Melihat contoh-contoh di atas, kita tahu bahwa zaman sekarang beragam kegiatan menjadi lebih kompleks. Dalam hal ini, konteks kompleks merujuk pada anak muda yang menjadi kurang bergaul dengan sekitarnya dan lebih memilih fokus pada gawai yang mereka miliki. Tentu saja itu terjadi karena gawai dan kecanggihan teknologi lainnya menawarkan banyak kemudahan dan inovasi. Namun, sebagai manusia yang hidup berdampingan dengan orang lain, bukankah tetap perlu bagi kita untuk bersosialisasi secara langsung dengan masyarakat luas?

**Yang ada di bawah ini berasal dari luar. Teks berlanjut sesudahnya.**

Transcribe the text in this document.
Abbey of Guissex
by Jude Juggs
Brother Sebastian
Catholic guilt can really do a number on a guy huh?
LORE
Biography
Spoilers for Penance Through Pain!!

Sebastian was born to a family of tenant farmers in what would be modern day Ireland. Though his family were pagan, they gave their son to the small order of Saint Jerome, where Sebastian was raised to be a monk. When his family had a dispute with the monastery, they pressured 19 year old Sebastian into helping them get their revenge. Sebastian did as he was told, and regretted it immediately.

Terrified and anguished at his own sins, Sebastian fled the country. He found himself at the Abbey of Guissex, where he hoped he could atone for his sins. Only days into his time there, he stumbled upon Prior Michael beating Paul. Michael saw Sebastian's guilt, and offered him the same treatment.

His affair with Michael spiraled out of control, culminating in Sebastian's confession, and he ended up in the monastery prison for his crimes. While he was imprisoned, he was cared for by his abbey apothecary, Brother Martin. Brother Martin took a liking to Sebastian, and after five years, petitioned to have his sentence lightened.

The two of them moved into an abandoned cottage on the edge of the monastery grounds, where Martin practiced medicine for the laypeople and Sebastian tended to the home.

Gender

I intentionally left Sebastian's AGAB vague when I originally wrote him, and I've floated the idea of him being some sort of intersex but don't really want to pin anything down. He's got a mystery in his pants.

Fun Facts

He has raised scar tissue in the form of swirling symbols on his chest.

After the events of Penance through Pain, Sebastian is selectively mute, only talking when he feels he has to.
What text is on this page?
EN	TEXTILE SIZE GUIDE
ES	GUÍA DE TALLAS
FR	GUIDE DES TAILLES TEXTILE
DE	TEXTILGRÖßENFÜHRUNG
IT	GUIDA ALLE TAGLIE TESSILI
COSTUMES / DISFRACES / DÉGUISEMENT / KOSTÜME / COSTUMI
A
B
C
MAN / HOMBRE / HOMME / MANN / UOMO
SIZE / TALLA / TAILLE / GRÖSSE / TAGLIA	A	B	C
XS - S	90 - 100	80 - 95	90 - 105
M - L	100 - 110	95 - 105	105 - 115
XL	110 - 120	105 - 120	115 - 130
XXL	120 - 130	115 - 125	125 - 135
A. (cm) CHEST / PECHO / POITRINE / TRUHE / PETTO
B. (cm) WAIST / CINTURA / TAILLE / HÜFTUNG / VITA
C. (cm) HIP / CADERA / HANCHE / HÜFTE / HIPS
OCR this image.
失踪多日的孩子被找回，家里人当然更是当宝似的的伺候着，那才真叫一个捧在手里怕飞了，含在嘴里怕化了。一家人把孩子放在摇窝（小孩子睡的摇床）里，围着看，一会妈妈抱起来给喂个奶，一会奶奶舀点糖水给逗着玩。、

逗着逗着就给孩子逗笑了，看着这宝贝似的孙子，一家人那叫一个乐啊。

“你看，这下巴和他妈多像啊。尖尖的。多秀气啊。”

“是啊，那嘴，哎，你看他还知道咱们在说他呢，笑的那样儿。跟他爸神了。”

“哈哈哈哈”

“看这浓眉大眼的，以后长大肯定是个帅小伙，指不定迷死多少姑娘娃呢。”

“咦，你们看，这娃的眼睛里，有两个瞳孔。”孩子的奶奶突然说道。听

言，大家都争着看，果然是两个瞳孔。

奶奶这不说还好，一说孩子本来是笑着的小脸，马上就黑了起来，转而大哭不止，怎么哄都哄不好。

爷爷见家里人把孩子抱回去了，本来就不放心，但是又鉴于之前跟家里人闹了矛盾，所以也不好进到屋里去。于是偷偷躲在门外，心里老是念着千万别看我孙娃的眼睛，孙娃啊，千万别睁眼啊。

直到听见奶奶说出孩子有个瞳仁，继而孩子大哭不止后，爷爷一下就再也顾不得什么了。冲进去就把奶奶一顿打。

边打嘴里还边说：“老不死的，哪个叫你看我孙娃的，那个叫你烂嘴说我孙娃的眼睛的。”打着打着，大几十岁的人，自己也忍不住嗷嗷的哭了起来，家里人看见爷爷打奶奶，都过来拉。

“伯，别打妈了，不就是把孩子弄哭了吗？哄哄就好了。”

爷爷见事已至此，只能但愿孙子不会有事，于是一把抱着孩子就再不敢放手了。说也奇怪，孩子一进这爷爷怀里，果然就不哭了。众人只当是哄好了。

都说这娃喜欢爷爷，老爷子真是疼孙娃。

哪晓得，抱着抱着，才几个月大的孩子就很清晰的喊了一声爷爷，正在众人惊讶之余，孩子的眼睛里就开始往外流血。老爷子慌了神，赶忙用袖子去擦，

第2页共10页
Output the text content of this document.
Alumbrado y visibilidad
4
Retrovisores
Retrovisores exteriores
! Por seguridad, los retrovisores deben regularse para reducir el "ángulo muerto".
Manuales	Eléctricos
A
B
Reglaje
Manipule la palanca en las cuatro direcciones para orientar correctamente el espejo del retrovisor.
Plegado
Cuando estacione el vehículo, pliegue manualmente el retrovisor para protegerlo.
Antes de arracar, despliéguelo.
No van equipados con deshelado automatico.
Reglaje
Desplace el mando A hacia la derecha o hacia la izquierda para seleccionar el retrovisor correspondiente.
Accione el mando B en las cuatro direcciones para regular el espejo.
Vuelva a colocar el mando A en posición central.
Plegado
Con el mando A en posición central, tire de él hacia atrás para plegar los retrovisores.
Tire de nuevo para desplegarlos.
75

CIMB Niaga, salah satu bank ternama di Indonesia, melahirkan suatu program yang berfokus pada gerakan sosial dengan nama Kejar Mimpi. Visinya adalah untuk membentuk generasi muda Indonesia dalam menerapkan nilai hidup melalui pengembangan dan motivasi diri yang baik, sehingga dapat memberikan nilai baru untuk memajukan Indonesia. Kejar Mimpi memiliki banyak cabang di berbagai penjuru Indonesia, karena mereka ingin mendukung masyarakat Indonesia untuk berkembang dalam kehidupan mereka, dan mencapai keinginan serta mimpi-mimpi.
Sebelum pandemi COVID-19, Kejar Mimpi mengadakan sejumlah kegiatan offline, di antaranya beasiswa #KejarMimpi CIMB Niaga, Leaders Camp, dan volunteering. Selama pandemi, Kejar Mimpi tak berhenti beraktivitas dan tetap mengadakan kegaitan secara online, di antaranya talkshow Ruang Tamu Keluarga Kejar Mimpi, mentoring Berani Bisnis, podcast NYAMBI: Ngobrol Nyaman ala CIMB, dan masih banyak lagi. Bahkan, setiap cabang Kejar Mimpi juga aktif untuk mengadakan kegiatan terbuka untuk publik. Contohnya, Kejar Mimpi cabang Semarang mengadakan webinar LUMPIA: Lungguhan Mbagi Pengalaman & Ilmu Songko Ahline, sharing community (studi banding), bahkan kompetisi desain masker.
Kegiatan-kegiatan ini diadakan oleh Kejar Mimpi karena mereka berharap bahwa generasi muda Indonesia kini bisa membawa bangsa kita semakin maju dan berkembang, salah satunya dengan lebih peduli dengan kondisi sosial di sekitar kita. Jadi, tunggu apa lagi? Yuk, jadi generasi muda yang berperan aktif dan berguna bagi bangsa dan negara kita!